Insulin Secretagogues Activate the Secretory Granule Receptor-like Protein-tyrosine Phosphatase IAR

Lin Cui, Wei-Ping Yu, and Catherine J. Pallen

From the Cell Regulation Laboratory, Institute of Molecular and Cell Biology, 30 Medical Drive, Singapore 117609, Republic of Singapore

To investigate the potential role of protein-tyrosine phosphatases (PTPs) in regulated secretion, cellular PTP activity was measured in pancreatic beta  cell lines after exposure to insulin secretagogues. A peak of elevated PTP activity was detected in whole cell lysates after 15-20 min of treatment of the cells with high KCl, glucose, or TPA, which did not appear upon treatment with control compounds. Neither was it detected in cells that do not undergo regulated secretion. The PTP activation was transient, SDS-resistant, and localized to the cytoskeleton fraction of cells. The cytoskeletal localization of IAR, a receptor-like PTP associated with secretory granules of neuroendocrine cells, suggested the possibility that IAR is the secretagogue-activated PTP. The transient expression of human IAR in beta TC3 and HIT-T15 beta  cells, followed by treatment with secretagogues or control compounds and immunoprecipitation of human IAR, showed that immunoprecipitates from the secretagogue-treated cells contained an elevated PTP activity. The secretagogue-induced activation of IAR had identical kinetics to that of the endogenous PTP. Although ectopic IAR was present in membrane and cytoskeletal fractions from the cells, only the cytoskeleton-associated IAR could be activated.

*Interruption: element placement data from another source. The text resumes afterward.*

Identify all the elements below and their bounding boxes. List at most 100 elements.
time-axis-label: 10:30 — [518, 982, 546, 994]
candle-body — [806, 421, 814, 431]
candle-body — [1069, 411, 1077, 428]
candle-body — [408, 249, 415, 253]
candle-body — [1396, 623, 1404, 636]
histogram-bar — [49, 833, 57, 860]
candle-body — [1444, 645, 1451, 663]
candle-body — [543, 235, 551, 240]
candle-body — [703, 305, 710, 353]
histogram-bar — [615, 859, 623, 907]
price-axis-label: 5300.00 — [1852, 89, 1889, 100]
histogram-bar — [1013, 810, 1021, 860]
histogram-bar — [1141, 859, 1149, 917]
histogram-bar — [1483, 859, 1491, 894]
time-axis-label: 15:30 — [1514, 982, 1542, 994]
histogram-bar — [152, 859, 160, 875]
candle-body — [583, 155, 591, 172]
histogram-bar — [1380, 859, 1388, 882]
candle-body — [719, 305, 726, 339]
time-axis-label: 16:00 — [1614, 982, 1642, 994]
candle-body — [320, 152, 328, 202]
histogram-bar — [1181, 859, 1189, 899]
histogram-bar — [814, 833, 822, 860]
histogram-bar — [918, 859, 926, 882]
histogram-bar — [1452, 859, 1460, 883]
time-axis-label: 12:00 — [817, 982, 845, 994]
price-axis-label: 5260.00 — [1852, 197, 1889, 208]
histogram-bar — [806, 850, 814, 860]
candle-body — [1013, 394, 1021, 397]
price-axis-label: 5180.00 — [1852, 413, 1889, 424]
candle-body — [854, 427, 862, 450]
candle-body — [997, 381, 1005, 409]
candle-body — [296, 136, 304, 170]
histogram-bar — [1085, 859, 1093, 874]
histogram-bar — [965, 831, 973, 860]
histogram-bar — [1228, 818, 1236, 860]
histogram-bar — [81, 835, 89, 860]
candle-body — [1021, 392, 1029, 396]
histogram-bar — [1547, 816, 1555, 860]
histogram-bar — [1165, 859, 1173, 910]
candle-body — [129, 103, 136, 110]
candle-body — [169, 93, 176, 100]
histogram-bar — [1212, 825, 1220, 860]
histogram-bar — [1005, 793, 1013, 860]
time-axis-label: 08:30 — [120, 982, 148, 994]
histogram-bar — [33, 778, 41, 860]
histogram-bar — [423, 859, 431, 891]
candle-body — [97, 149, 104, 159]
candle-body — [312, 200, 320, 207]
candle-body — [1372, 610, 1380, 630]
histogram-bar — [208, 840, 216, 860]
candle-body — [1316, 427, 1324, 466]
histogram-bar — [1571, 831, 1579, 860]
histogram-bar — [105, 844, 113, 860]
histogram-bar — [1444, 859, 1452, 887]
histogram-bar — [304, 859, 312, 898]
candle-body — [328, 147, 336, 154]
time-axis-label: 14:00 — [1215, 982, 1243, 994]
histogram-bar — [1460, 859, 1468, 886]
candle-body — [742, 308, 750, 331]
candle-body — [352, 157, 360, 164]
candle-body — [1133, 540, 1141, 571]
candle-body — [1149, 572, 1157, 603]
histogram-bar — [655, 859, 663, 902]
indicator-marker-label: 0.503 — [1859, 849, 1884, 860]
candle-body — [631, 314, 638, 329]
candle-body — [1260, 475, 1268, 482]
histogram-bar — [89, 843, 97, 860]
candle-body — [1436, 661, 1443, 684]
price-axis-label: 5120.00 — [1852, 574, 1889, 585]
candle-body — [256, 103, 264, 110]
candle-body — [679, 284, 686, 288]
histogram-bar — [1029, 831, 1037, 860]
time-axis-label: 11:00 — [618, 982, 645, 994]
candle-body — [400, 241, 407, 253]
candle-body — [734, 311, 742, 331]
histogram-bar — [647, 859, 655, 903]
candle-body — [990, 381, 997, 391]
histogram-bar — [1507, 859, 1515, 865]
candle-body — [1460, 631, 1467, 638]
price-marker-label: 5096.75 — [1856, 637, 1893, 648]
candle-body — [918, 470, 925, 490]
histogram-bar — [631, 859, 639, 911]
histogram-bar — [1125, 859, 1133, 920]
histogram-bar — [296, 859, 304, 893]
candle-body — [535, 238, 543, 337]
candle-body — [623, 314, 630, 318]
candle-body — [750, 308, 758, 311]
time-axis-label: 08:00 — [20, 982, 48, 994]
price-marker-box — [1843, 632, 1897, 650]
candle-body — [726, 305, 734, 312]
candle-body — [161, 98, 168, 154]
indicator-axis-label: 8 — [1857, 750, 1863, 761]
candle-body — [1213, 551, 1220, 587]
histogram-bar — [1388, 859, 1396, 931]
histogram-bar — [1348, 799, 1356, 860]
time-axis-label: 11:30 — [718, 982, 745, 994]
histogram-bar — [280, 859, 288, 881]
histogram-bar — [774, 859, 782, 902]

Thus IAR represents the endogenous secretagogue-responsive PTP, or at least a component of it, and is one of the few receptor-like PTPs for which enzymatic activation has been demonstrated. Insulin secretion is detected prior to IAR activation, suggesting that IAR is not required for immediate secretion but likely plays a role in events downstream of insulin secretion or in another pathway related to the specialized function of secretory cells.